The Israel Prison Service published the names of the 477 Palestinian prisoners to be freed for public comment and objections on October 16, 48 hours prior to their release. According to the Prison Service, 162 prisoners from the West Bank will be sent to Gaza and 40 will be deported abroad, and barred from returning to their homes. Article 49 of the Fourth Geneva Convention prohibits individual or mass forcible transfers or deportations from occupied territory to any other country, “regardless of their motive.”
Israeli media reported that many of those being released have been convicted of attacks on civilians and have served only a fraction of their sentence.Around 280 of the prisoners are currently serving life sentences. Insofar as commutations reduce sentences below an appropriate level for the severity of the crime in question, it would effectively amount to immunity for serious violations of international human rights or humanitarian law and violate the duty to prosecute serious international crimes.
Human Rights Watch said that Hamas should stop blocking access to Palestinian detainees by the Independent Commission for Human Rights, the official Palestinian human rights ombudsman. Hamas has blocked the ombudsman from detention centers operated by the internal security service for three years, and from Gaza’s central prison since December 2010. In September 2011, the ombudsman documented six allegations of torture in Hamas custody. Human Rights Watch has documentedtorture by Hamas internal security officials as well as by Hamas police detectives and anti-narcotics agencies.

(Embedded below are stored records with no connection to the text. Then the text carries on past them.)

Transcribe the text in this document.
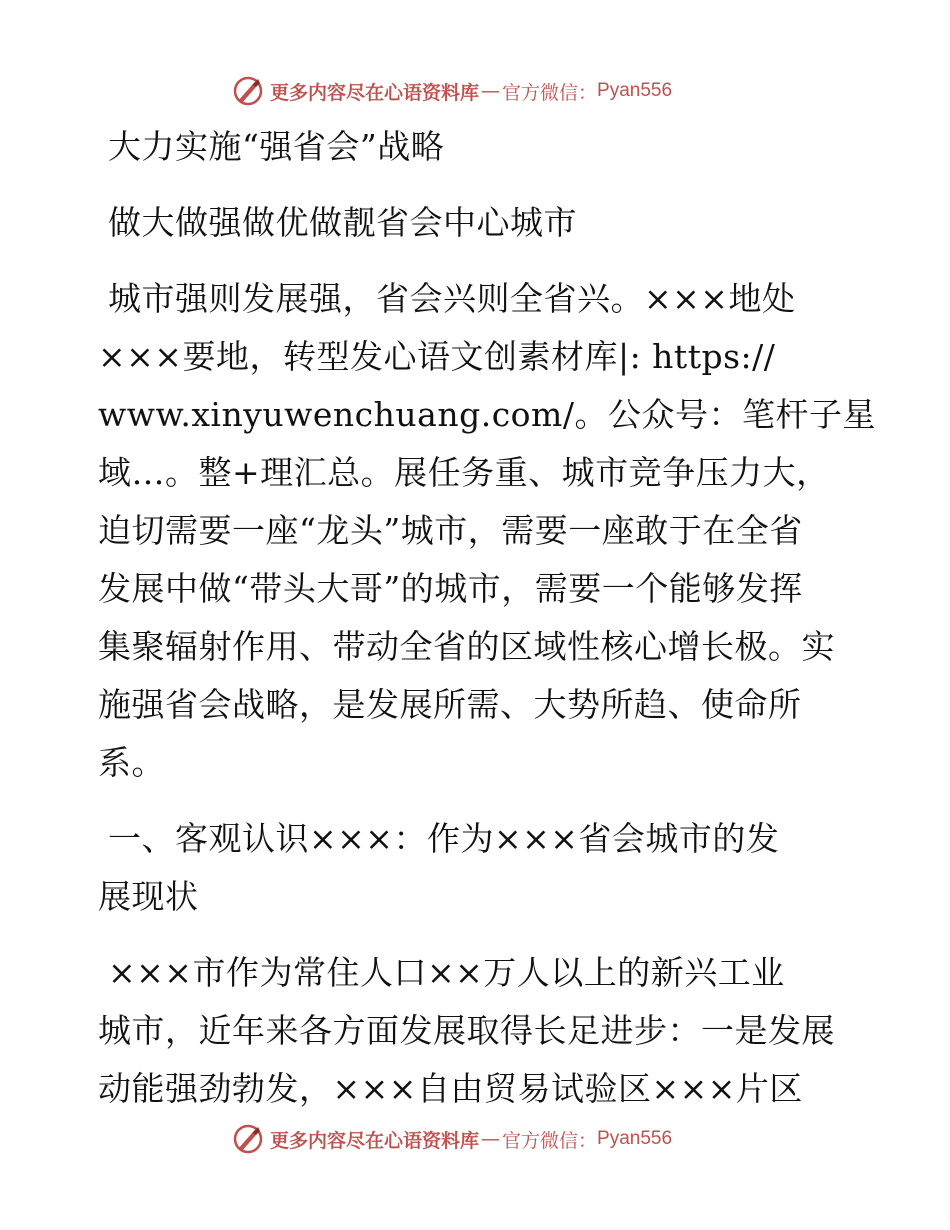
更多内容尽在心语资料库 — 官方微信： Pyan556
大力实施“强省会”战略
做大做强做优做靓省会中心城市
城市强则发展强，省会兴则全省兴。×××地处
×××要地，转型发心语文创素材库|: https://
www.xinyuwenchuang.com/。公众号：笔杆子星
域…。整+理汇总。展任务重、城市竞争压力大，
迫切需要一座“龙头”城市，需要一座敢于在全省
发展中做“带头大哥”的城市，需要一个能够发挥
集聚辐射作用、带动全省的区域性核心增长极。实
施强省会战略，是发展所需、大势所趋、使命所
系。
一、客观认识×××：作为×××省会城市的发
展现状
×××市作为常住人口××万人以上的新兴工业
城市，近年来各方面发展取得长足进步：一是发展
动能强劲勃发，×××自由贸易试验区×××片区
更多内容尽在心语资料库 — 官方微信： Pyan556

Israel has refused to allow Gaza residents to visit relatives in prisons inside Israel since June 2007, after Hamas took over the Gaza Strip. According to the International Committee of the Red Cross, which operated buses for families to visit prisoners, “over 700 families from Gaza have been prevented from seeing their detained relatives.” With the exception of some businessmen and medical patients, Israel bars nearly all Gaza residents from entering Israel or traveling to the West Bank, in violation of its obligations under international law to permit family visits to prisoners.
As of August 31, 5,204 Palestinians were in Israeli prisons, according to the Israel Prisons Service. Of the total, 272 were in administrative detention without charge. Hundreds of Palestinian prisoners are currently on hunger strike to protest Israel’s prolonged solitary confinement of some prisoners, shackling during family visits, and other measures.